I used the following to deal with multiple schemas. First is the Spring config.
Then are 2 classes, one a SchemaAwareDataSourceProxy, the other a thread-local
SchemaHolder. You have to set the schema using
SchemaAwareDataSource.setSchemaName("someschema"). Subsequent getConnection()
calls on the data source by the framework set the schema with an SQL stmt. I
got this idea from the Spring forums. I added Atomikos to the mix, which isn't
fundamental. I'm not sure how you would set it up with EntityManager. This is
for use by the framework, not by the application.

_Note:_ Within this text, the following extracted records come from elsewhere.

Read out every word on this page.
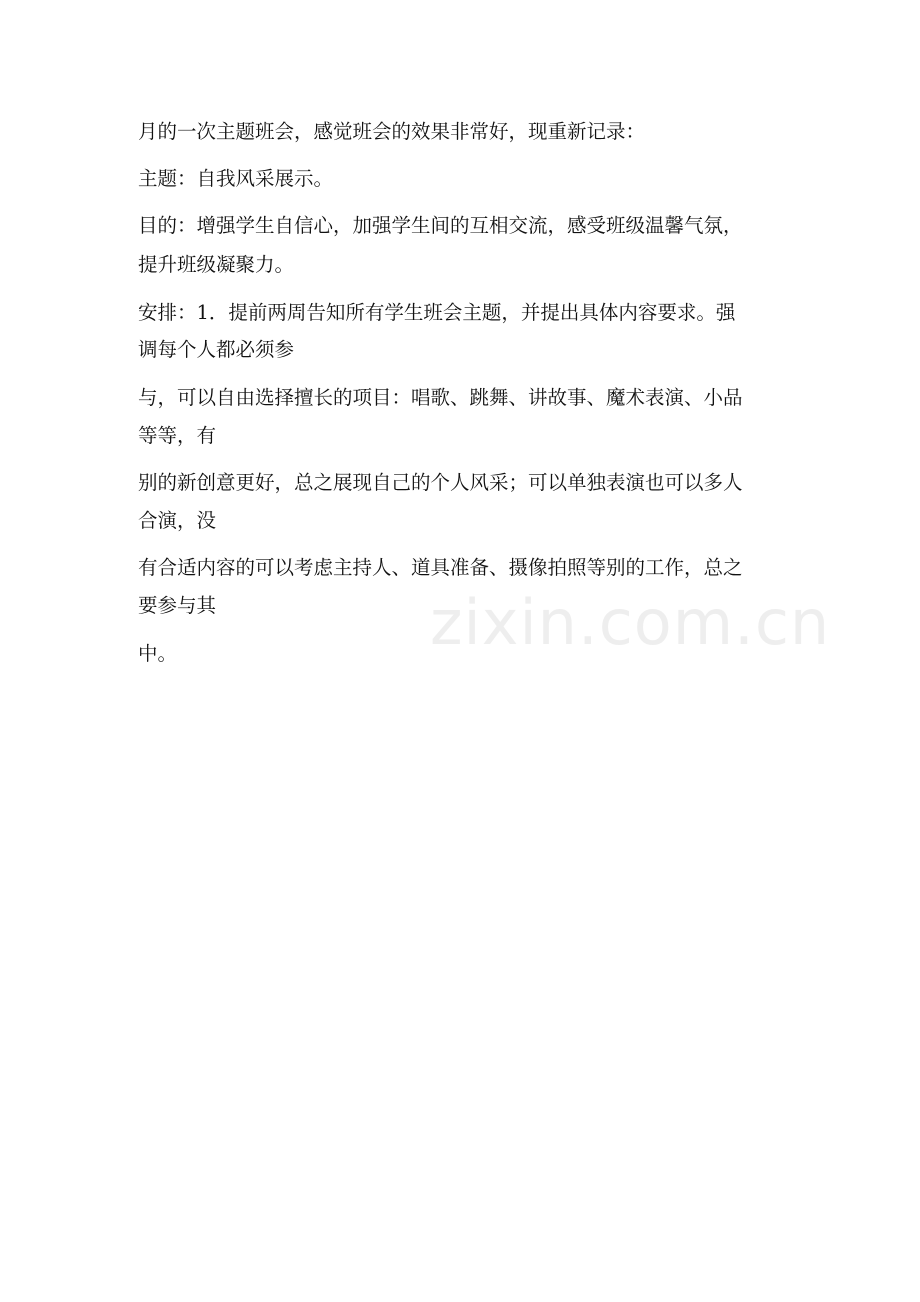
月的一次主题班会，感觉班会的效果非常好，现重新记录：

主题：自我风采展示。

目的：增强学生自信心，加强学生间的互相交流，感受班级温馨气氛，

提升班级凝聚力。

安排：1．提前两周告知所有学生班会主题，并提出具体内容要求。强

调每个人都必须参

与，可以自由选择擅长的项目：唱歌、跳舞、讲故事、魔术表演、小品

等等，有

别的新创意更好，总之展现自己的个人风采；可以单独表演也可以多人

合演，没

有合适内容的可以考虑主持人、道具准备、摄像拍照等别的工作，总之

要参与其

中。	zixin.com.cn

<bean id="vanguardTempDataSource"
class="com.kve.vanguard.model.orm.dao.SchemaAwareDataSourceProxy">
<property name="targetDataSource"><ref
local="vanguardTempDataSourceTarget"/></property>
<property name="schemaName"><value>APP</value></property>
</bean>
<bean id="vanguardTempDataSourceTarget"
class="com.atomikos.jdbc.AtomikosDataSourceBean">
<property name="uniqueResourceName" value="VANGUARDTEMP" />
<property name="xaDataSourceClassName">
<value>org.apache.derby.jdbc.EmbeddedXADataSource40</value>
</property>
<property name="xaProperties">
<props>
<prop key="databaseName">vanguard</prop>
<prop key="connectionAttributes">create=true;</prop>
</props>
</property>
<property name="poolSize" value="3" />
</bean>
import org.springframework.jdbc.datasource.TransactionAwareDataSourceProxy;
import java.sql.*;
import org.apache.commons.logging.*;
/**
* class to intercept getConnection() and set schema
*
* @author clarkh
*
*/
public class SchemaAwareDataSourceProxy extends TransactionAwareDataSourceProxy
{
/**
* logger
*/
private final Log logger = LogFactory.getLog(getClass());
/**
* name of schema, thread-local var
*/
private static SchemaHolder schemaHolder;
/**
* set schemas
*
* @param schemaName
*/
public void setSchemaName(String schemaName) {
if (schemaHolder == null)
schemaHolder = new SchemaHolder();
schemaHolder.setSchemaName(schemaName);
}
/**
* override of getConnection
*/
public Connection getConnection() throws SQLException {
Connection con = super.getConnection();
String schemaName = (String) schemaHolder.getSchemaName();
if (schemaName == null)
throw new IllegalStateException("SchemaName not set. Call setSchemaName
before doing any database access");
setSchemaOnConnection(con, schemaName);
return con;
}
/**
* set schema upon obtaining connection
*
* @param con
* @param schemaName
* @throws SQLException
*/
private void setSchemaOnConnection(Connection con, String schemaName) throws
SQLException {
if (logger.isDebugEnabled())
logger.debug("Setting schema to " + schemaName + " on connection " + con);
Statement stmt = con.createStatement();
try {
stmt.execute("set schema = '" + schemaName + "'");
}
catch (Exception e) {
System.out.println("Exception in setSchema: " + e.getMessage() +
e.getCause());
}
finally {
stmt.close();
}
}
}
=====
/**
* hold schema name for temp database
* @author clarkh
*
*/
public class SchemaHolder {
/**
* thread-bound schema name
*/
private static ThreadLocal schema = new ThreadLocal();
/**
* set schema name for current thread.
*
* @param name schema name
*/
public static void setSchemaName(String name) {
schema.set(name);
}
/**
* Gets the schema name for thread
*/
public static String getSchemaName() {
return (String) schema.get();
}
}
-----Original Message-----
From: Simon James [mailto:[email protected]]
Sent: Mon 9/20/2010 2:48 AM
To: [email protected]
Cc:
Subject: Multiple Schemas with Derby, Hibernate & JPA
I have a problem using multiple schemas with Derby, Hibernate & JPA.
Although I don’t have the problem when using MySql, the database/schema models
of Derby and MySql are different and so
I realise this might be a problem with Hibernate rather than Derby.
I have 2 schemas (S1 & S2) each of which contains a table of the same name
(MyTable) which is created from the same Java entity.
When I create the EntityManagerFactory with the url for S1 (for example:
jdbc:derby:dbname;create=true;user=S1), MyTable is created in schema S1.
When I create the EntityManagerFactory with the url for S2, Hibernate logs a
message indicating that MyTable already exists and so does not create it.
However, if I subsequently use an EntityManager created by the factory for S2,
inserts fail because MyTable does not exist.
Has anybody else experienced this problem?